Legion Gold


posted 6/18/2003 by Tyler Sager
other articles by Tyler Sager
One Page Platforms: PC
My first thought after playing a few hours of Legion Gold was, “Huh. Why on Earth did this ever get the ‘Gold’ treatment?” My second thought was, “If this is the bigger, better, Gold version, I’d hate to see the original.” Unfortunately, more play time only reinforced these early observations. Legion Gold just isn’t a fun game.

Legion is a turn-based strategy game set around that time when Rome was stomping through most of Europe, bullying the other nations. In each of the campaigns, players take command of Rome or one of the other nations, and try to conquer everybody else. This can be done through diplomacy (which never seemed to work very well for me), or the more traditional application of force. There’s very little back-story or plot in any of these campaigns. Players just choose a side and begin.

Play focuses around the buildup of cities and armies, as in most strategy games. Cities are the center of both military buildup and resource gathering—there are no resource collection sites outside of the city walls. Depending on the size, each city has a certain number of building spaces available. These spaces can be filled with resource-producing buildings, such are farms and mines, productivity enhancements, such as shrines and temples, or military-unit producers. Each city also generates workers, which can either harvest resources or be converted into military squads. At first there may seem like quite a few different building choices, especially when considering all the different nations available for play, but it quickly becomes apparent that there just isn’t all that much variation. There may be different graphics and names for buildings of different nations, but play-wise things are identical. Which doesn’t do much to increase the replayability factor. Military units are much the same way—different countries boast lots of different units, but as far as I can tell, the mid-grade infantry from one nation has exactly the same combat effectiveness as any other.
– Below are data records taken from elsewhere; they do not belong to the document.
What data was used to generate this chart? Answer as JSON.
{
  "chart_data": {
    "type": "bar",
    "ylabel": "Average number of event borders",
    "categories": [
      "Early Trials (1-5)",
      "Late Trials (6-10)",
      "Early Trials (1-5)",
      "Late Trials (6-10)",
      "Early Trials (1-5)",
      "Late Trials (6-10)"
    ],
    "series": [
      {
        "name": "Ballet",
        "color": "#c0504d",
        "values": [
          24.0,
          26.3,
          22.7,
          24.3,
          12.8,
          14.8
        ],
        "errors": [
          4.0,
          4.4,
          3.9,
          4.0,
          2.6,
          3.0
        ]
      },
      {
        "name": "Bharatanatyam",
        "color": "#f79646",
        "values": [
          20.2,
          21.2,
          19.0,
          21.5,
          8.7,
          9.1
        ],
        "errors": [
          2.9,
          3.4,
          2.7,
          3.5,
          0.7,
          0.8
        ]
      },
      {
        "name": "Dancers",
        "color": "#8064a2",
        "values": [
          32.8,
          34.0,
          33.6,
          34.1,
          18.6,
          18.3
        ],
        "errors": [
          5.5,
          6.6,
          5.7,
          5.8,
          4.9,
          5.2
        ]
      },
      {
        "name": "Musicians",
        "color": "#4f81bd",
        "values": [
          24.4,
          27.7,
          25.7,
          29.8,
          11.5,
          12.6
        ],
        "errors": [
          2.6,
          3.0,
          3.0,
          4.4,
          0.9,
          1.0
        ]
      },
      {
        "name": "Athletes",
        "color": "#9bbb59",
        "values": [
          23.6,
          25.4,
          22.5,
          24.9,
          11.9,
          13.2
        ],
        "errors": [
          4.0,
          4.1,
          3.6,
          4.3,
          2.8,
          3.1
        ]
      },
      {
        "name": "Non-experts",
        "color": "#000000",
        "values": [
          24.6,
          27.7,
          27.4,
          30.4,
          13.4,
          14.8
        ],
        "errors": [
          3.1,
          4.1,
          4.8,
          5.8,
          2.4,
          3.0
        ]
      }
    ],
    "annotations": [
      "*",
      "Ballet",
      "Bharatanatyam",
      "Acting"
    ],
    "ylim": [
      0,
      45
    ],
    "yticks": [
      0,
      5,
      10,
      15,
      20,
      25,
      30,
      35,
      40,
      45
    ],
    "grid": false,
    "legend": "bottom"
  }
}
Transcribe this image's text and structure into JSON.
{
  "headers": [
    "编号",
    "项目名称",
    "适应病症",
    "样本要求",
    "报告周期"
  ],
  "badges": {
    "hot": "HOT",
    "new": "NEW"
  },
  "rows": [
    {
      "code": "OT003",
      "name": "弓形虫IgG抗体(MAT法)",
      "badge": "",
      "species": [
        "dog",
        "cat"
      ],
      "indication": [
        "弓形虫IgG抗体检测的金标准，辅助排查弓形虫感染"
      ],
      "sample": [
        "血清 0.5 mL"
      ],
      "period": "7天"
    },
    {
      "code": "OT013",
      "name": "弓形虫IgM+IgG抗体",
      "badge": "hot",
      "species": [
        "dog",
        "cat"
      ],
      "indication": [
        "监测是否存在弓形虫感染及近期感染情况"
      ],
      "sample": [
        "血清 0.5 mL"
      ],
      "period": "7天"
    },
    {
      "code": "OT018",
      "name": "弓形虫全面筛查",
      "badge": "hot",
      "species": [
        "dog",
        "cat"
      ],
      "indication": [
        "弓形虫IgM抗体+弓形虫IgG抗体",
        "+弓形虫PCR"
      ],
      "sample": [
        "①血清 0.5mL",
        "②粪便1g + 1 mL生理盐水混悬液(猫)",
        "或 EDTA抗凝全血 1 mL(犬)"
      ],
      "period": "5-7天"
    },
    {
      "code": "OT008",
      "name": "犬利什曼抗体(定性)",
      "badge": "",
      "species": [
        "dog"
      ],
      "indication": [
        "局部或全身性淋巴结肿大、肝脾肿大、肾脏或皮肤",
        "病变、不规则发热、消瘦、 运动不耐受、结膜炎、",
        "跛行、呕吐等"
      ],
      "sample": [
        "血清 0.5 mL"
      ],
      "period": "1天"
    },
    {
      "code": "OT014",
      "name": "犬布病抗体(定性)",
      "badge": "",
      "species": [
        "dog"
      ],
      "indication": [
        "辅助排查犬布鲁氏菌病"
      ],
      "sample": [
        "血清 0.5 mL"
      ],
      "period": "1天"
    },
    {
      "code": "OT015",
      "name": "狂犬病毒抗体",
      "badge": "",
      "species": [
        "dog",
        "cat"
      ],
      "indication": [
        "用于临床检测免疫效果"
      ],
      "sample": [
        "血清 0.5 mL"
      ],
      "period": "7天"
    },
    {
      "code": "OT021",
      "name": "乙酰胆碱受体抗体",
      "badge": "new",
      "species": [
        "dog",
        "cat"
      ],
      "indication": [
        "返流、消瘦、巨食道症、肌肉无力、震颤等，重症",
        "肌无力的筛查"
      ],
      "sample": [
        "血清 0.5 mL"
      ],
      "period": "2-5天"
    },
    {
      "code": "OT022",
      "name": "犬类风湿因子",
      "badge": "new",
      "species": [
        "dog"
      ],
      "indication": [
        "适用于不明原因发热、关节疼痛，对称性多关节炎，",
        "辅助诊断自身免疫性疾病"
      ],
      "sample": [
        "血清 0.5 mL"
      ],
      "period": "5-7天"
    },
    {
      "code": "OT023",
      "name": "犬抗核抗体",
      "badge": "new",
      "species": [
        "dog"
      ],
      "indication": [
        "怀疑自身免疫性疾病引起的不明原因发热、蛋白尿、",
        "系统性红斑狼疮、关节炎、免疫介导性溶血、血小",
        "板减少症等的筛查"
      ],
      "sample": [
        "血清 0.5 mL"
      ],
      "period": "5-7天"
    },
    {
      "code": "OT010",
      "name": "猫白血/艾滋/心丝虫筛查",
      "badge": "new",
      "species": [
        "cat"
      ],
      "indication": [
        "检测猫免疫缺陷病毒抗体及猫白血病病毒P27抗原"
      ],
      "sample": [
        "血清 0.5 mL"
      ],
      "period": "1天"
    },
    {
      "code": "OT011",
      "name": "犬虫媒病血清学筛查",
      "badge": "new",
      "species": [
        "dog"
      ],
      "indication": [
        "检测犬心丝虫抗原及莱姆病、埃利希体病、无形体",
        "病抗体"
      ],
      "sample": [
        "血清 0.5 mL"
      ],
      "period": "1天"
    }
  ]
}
One annoying aspect of building structures and buildings is the timing involved. Only one building can be built per year, although any number of troops can be built. All troops and buildings are completed in the spring. Since each turn is one season, most of the game is spent building, clicking the “next turn” button 3 times, and setting up the next building cycle. Unless you’re embroiled in a fairly heated military movement, you’ll only find yourself actually interested in about one quarter of the turns of the game.